In George Romero’s beautifully strange take on the vampire film, he dispenses with all of the gothic cliches in favor of a dreary working-class Pittsburgh setting full of run-down streets, lonely housewives and a yawning spiritual void. Romero also dispenses with the sexy, scary bloodsucker in favor of a shy, incomplete, virginal young man who’s oddly sympathetic at times considering that he’s a serial killer (he’s such a dork that he even kills awkwardly). He dispenses with the usual Van Helsing-style vampire hunter in favor of a rampagingly unpleasant old Bible-thumper who wants to save our anti-hero’s soul before he drives in the stake.

Romero throws out all of the silly old rules about mirrors and crucifixes.

Oh and while he’s at it, he also throws out the vampire, too. May as well.

Or does he?

Martin has a thing for drinking blood fresh from the vein, but he uses razors and syringes full of knock-out juice to get it. There’s nothing supernatural about him. He’s too much of a clueless kid to be centuries old. Also, he doesn’t need blood to survive. It’s not his sustenance; it’s a kink.

Meanwhile, his decrepit old uncle, his mind fogged with superstition, somehow knows about this (while the law doesn’t) and he’s pegged Martin as a true blue Nosferatu.

Then there are the quick black-and-white flashblacks of Martin doing his thing in low-budget depictions of the Bram Stoker days, full of candelabras and blatantly fake fog-machine atmosphere. The flashbacks look like student films. They could be real and they could just as likely be a fantasy of either Martin or his uncle, both of whom are insane.

Me, I take the view that Martin isn’t a vampire. Serial killers are often driven by some sort of purpose. Some sort of command from on high. A mission to snuff out a particular kind of person. A feeling that they’re doing the world a favor. A revenge act on the world in return for their own horrific pasts.
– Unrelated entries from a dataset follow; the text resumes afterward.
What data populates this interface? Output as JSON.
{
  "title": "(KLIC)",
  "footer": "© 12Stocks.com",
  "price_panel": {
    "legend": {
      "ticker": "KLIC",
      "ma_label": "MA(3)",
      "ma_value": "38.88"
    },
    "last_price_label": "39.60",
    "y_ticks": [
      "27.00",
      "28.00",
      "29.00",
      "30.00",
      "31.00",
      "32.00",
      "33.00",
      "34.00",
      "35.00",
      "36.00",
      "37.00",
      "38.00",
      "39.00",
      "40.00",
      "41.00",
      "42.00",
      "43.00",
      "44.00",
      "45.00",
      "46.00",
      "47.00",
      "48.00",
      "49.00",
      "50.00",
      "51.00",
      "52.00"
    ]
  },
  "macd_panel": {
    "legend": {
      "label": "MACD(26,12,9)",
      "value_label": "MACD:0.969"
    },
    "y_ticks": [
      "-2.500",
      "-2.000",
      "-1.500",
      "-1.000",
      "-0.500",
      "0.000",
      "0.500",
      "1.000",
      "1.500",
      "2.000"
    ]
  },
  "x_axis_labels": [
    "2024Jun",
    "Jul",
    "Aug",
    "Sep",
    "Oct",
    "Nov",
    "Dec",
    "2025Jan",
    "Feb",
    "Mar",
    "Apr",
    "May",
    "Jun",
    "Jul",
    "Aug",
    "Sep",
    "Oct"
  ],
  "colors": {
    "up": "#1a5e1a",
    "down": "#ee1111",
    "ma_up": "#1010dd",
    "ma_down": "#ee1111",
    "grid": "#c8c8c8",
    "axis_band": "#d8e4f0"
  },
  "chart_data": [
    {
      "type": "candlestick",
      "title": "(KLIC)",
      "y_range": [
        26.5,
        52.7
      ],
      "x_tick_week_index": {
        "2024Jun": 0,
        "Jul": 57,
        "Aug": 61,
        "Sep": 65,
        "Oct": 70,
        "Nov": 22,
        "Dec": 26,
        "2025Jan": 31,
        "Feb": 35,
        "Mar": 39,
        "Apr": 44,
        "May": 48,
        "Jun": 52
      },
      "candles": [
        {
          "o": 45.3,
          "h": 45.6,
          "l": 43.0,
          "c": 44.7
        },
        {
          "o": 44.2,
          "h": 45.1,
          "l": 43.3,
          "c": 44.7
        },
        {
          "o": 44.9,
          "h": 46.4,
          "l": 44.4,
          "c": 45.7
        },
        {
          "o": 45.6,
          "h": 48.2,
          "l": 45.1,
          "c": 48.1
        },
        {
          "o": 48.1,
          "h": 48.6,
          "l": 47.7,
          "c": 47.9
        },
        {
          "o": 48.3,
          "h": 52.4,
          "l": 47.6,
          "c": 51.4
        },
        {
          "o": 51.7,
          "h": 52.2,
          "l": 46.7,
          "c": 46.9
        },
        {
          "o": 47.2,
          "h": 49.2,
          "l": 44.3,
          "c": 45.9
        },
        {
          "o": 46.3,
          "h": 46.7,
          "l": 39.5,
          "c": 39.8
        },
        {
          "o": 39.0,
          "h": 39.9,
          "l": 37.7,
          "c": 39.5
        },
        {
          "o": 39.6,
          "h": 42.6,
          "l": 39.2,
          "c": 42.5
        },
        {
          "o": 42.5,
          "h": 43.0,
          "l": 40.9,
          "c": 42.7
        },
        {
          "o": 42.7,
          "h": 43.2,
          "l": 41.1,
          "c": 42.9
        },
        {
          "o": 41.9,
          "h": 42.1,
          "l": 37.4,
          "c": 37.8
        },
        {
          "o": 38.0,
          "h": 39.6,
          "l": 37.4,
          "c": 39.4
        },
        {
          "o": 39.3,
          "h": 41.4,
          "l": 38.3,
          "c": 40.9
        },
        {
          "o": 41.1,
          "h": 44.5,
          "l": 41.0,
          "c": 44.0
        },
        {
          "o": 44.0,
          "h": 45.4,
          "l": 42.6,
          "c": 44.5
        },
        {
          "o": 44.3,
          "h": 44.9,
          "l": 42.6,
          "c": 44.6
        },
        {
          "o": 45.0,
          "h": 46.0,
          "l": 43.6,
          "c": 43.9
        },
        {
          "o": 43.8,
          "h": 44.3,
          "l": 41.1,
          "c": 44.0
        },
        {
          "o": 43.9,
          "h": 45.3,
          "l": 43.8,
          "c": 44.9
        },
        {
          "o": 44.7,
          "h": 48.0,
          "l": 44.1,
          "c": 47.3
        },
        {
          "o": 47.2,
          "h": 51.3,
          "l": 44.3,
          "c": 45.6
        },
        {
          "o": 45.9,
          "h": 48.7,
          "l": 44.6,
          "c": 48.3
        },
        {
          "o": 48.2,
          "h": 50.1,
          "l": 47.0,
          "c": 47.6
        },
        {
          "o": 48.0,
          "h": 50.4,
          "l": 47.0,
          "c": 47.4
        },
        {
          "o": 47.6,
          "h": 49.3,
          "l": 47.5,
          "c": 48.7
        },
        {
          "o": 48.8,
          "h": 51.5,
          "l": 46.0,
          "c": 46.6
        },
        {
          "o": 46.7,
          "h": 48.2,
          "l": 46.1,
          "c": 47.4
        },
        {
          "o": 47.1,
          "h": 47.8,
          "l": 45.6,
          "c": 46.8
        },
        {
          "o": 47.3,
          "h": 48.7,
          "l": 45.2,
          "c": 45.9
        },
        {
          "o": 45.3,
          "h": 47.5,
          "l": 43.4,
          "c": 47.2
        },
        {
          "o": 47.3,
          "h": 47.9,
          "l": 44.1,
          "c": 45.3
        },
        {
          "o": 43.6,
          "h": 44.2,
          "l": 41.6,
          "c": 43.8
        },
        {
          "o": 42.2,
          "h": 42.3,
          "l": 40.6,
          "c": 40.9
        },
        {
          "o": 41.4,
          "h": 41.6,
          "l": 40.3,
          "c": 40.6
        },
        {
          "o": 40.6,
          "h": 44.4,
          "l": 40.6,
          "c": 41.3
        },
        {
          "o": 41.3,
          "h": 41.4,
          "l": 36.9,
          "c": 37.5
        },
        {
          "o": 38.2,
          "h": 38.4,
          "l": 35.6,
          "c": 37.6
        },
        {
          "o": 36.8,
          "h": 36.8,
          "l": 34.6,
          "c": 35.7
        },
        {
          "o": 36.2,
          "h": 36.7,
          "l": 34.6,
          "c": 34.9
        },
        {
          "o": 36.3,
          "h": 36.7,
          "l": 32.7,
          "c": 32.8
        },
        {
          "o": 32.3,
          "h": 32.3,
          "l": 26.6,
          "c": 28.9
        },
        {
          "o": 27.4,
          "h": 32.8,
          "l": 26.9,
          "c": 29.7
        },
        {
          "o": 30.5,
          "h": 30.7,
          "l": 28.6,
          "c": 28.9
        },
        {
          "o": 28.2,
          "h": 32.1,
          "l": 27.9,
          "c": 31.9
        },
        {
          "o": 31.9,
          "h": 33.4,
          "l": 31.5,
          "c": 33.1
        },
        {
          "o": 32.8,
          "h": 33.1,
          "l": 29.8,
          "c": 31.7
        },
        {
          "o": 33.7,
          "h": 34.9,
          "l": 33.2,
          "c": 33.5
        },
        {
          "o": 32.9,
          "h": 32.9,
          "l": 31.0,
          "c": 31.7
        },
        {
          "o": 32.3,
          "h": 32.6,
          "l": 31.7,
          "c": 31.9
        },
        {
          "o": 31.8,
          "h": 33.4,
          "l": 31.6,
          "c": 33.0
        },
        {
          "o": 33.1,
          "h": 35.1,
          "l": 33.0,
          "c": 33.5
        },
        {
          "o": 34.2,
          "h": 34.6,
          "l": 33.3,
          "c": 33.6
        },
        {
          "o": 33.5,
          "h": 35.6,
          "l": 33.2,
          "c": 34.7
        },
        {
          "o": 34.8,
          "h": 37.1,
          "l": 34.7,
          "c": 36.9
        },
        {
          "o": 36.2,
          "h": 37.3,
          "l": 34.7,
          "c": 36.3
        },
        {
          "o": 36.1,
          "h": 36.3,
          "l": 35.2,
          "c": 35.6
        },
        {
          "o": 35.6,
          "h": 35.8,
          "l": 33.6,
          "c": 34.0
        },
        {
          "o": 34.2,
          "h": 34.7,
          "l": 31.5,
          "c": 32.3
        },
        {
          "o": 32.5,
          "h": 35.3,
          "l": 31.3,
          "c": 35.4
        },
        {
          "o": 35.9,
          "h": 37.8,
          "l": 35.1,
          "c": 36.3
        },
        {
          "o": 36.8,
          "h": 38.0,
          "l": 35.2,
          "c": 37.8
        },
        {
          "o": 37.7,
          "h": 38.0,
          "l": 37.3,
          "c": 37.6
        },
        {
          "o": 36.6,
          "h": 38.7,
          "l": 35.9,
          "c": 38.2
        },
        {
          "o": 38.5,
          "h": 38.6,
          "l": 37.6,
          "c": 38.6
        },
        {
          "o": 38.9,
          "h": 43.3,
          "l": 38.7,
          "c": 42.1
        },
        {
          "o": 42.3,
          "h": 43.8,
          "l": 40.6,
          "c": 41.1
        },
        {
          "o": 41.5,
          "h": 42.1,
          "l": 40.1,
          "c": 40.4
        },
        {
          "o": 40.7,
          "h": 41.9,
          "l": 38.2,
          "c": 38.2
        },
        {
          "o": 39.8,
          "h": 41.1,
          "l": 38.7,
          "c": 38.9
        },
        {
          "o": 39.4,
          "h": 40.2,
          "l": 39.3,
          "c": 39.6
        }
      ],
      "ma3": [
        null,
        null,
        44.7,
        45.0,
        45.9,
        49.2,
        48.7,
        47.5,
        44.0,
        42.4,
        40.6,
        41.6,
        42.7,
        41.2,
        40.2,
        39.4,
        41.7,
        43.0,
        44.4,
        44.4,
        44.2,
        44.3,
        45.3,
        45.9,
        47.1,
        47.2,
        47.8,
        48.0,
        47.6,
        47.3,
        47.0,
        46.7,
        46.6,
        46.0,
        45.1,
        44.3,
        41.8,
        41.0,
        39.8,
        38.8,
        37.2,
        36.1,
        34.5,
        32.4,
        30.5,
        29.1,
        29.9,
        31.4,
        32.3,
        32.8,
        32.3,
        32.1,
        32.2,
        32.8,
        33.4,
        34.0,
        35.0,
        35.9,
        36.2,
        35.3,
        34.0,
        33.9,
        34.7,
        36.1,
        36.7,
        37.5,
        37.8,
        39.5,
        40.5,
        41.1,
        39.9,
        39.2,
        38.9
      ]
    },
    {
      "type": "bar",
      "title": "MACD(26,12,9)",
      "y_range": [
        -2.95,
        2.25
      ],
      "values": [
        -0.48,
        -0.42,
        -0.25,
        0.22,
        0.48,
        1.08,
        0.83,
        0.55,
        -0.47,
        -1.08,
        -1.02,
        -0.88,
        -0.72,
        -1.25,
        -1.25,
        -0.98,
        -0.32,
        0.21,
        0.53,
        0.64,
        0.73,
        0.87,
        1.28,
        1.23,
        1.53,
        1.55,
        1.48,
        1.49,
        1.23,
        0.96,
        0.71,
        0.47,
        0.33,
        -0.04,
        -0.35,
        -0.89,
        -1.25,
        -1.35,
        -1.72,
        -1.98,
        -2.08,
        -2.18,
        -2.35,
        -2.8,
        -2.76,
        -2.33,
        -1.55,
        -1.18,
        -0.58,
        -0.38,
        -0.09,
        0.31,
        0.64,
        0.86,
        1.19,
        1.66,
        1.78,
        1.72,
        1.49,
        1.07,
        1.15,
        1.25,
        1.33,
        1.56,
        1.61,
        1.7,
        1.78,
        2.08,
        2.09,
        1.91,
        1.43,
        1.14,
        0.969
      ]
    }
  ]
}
And if you look at Martin as a disturbed soul who’s come to identify as a vampire, even though he isn’t, the pieces mostly fall into place. He’s a loner who can’t open up to anybody. The only time he speaks freely is as an anonymous caller on a late night local radio show who treats his psychosis as a gag (Martin keeps his radio turned up when he makes the calls and it’s a brilliant touch when Romero emphasizes the radio broadcast delay by having the conversation that we just heard echo in the background a few seconds later; it’s a distorting crack in the mirror). The vampire schtick seems to be Martin’s justification. Oh sure, he’s not an old school vamp who’s scared of garlic and sunlight, but he IS a vampire, in his own mind. An evolved vampire for the modern day.

Why does Martin think this? When did he get so screwed up? And how?

The brilliant stroke here is that Romero doesn’t go into any of that. It’s all a mystery. The only story he’s here to tell is the one in which quiet serial killer Martin goes to Pittsburgh to stay with his crazy uncle. We get very little background, no explanation, nothing to make us feel comfortable to pick a side. Watching this movie is only half the experience; the other half is the conversation that you have afterward.

And if you thought that Romero’s Night of the Living Dead had a blisteringly ironic ending, Martin just about equals it. It’s a punch in the gut that leaves a bruise.

This was George Romero’s own favorite of his films and you can see why. Though Romero didn’t get his wish to make this entire movie in black-and-white, it’s still uncompromisingly odd, a real maverick’s work. Quiet. Haunting. Bizarre. Set in its own world, though it feels a lot like the real world.